Polish winged hussars trace their "origin" to Serbian and Hungarian hussars of the late Middle Ages. But in contrast to them, the Polish hussars were heavy shock cavalry. The oldest reference to the winged hussars is from 1500. However, it is believed that their units had been formed earlier.
Officially, the first hussar units were created in 1503 by a decision of the Polish parliament. The units in question were composed of Hungarian mercenaries. Soon, however, purely Polish units were created. The sources refer to their action in the victorious battle of Orsha, in 1514, against the Russians and in the also victorious battle of Obertin against the Moldavians.
The hussar units included nobles and their followers. The organization was by "companies") formed by a noble with his followers, something similar to the "spears" of medieval knights. A number of ulama constituted an ili.
The "company" of hussars could consist of two to five fighting men, their horsemen, farriers and other craftsmen. The "company" was also called "kopia" from the name of the long spear that was their main weapon. The ili, known as "flag", because it had its own flag, (according to the Byzantines) consisted of 30-60 "kopia" numbering 60-300 combatants. One of the "kopia" was the hilarchu's personal subunit and was usually numerically larger.

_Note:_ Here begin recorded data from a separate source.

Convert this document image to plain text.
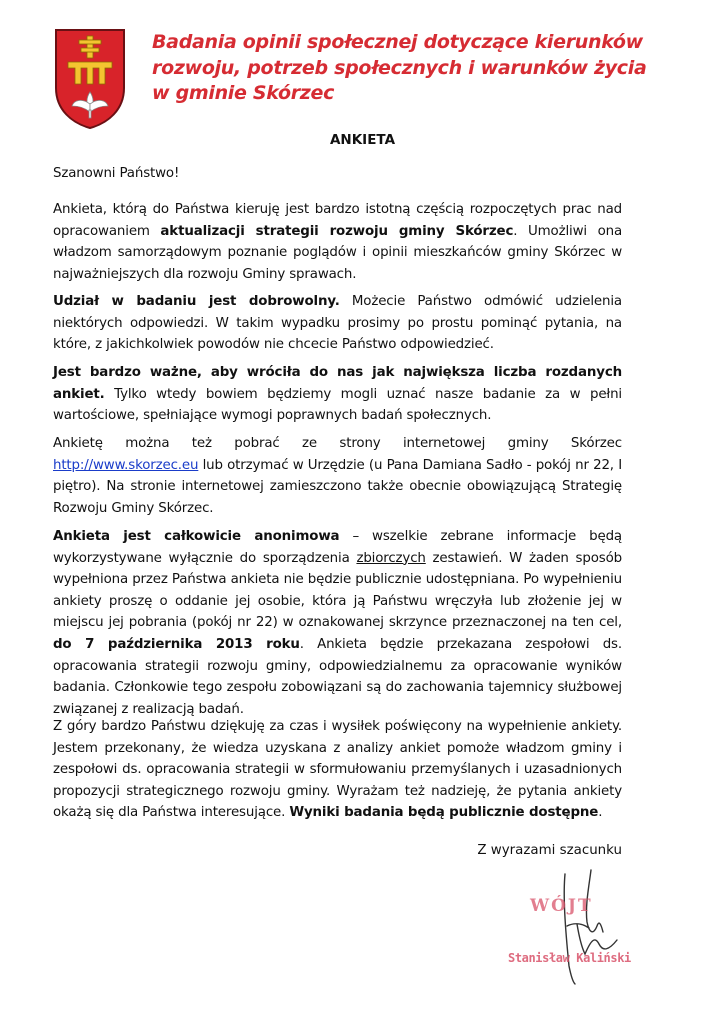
Badania opinii społecznej dotyczące kierunków
rozwoju, potrzeb społecznych i warunków życia
w gminie Skórzec
ANKIETA
Szanowni Państwo!
Ankieta, którą do Państwa kieruję jest bardzo istotną częścią rozpoczętych prac nad opracowaniem aktualizacji strategii rozwoju gminy Skórzec. Umożliwi ona władzom samorządowym poznanie poglądów i opinii mieszkańców gminy Skórzec w najważniejszych dla rozwoju Gminy sprawach.
Udział w badaniu jest dobrowolny. Możecie Państwo odmówić udzielenia niektórych odpowiedzi. W takim wypadku prosimy po prostu pominąć pytania, na które, z jakichkolwiek powodów nie chcecie Państwo odpowiedzieć.
Jest bardzo ważne, aby wróciła do nas jak największa liczba rozdanych ankiet. Tylko wtedy bowiem będziemy mogli uznać nasze badanie za w pełni wartościowe, spełniające wymogi poprawnych badań społecznych.
Ankietę można też pobrać ze strony internetowej gminy Skórzec http://www.skorzec.eu lub otrzymać w Urzędzie (u Pana Damiana Sadło - pokój nr 22, I piętro). Na stronie internetowej zamieszczono także obecnie obowiązującą Strategię Rozwoju Gminy Skórzec.
Ankieta jest całkowicie anonimowa – wszelkie zebrane informacje będą wykorzystywane wyłącznie do sporządzenia zbiorczych zestawień. W żaden sposób wypełniona przez Państwa ankieta nie będzie publicznie udostępniana. Po wypełnieniu ankiety proszę o oddanie jej osobie, która ją Państwu wręczyła lub złożenie jej w miejscu jej pobrania (pokój nr 22) w oznakowanej skrzynce przeznaczonej na ten cel, do 7 października 2013 roku. Ankieta będzie przekazana zespołowi ds. opracowania strategii rozwoju gminy, odpowiedzialnemu za opracowanie wyników badania. Członkowie tego zespołu zobowiązani są do zachowania tajemnicy służbowej związanej z realizacją badań.
Z góry bardzo Państwu dziękuję za czas i wysiłek poświęcony na wypełnienie ankiety. Jestem przekonany, że wiedza uzyskana z analizy ankiet pomoże władzom gminy i zespołowi ds. opracowania strategii w sformułowaniu przemyślanych i uzasadnionych propozycji strategicznego rozwoju gminy. Wyrażam też nadzieję, że pytania ankiety okażą się dla Państwa interesujące. Wyniki badania będą publicznie dostępne.
Z wyrazami szacunku
WÓJT
Stanisław Kaliński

The hussars were shock cavalry. Armed with a 5m long lance, long straight and shorter curved swords, war hammer, or sledgehammer, pistols and sometimes a short-barreled front-loading carbine, they charge at their opponents, like medieval knights, with the aim of literally sweeping them from the field. battle.
Their horses were strong and fast, specially bred, and could attack directly even after marching for many kilometers carrying their heavily armored and armed rider. Selling a hussar horse was punishable by death.
When Stepan Bathory became king of Poland and Lithuania in 1576, he included the hussars in his royal guard. Hussars also acquired their famous "wings". Each placed on the back of his chest a simple or double wooden frame on which he placed eagles, swans and even ostrich feathers.
During the attack the wooden frames hit the chests causing a loud noise. For the enemies this was, more often than not, the harbinger of death.
Each noble paid at his own expense for his own equipment and that of his followers. Only the lance, symbolically, was offered from the royal treasury. This lance had an average length of 5 m. However, there were also specimens over 6 m long. They were made of fir wood and had a hand guard. Later, shorter lances of 3-3.5 m were adopted. The long straight sword of the hussars was about 1.5 m long.
The armor consisted of iron plates reminiscent of the lorica segmentata of the Romans. However, western-style armor was also used. The helmets were of the lobsrter type with a katachen and face protection quorum. The weight of the armor reached 15 to 20 kg. In the 15th and early 16th th century the hussars wore chain breastplates.
The hussars wrote their own golden pages of glory on the battlefields against all the opponents of the Polish crown, crushing Germans, Swedes, Russians, Cossacks, Ukrainians and of course the Turks. Their contribution to the salvation of Vienna, in 1683, was more than catalytic.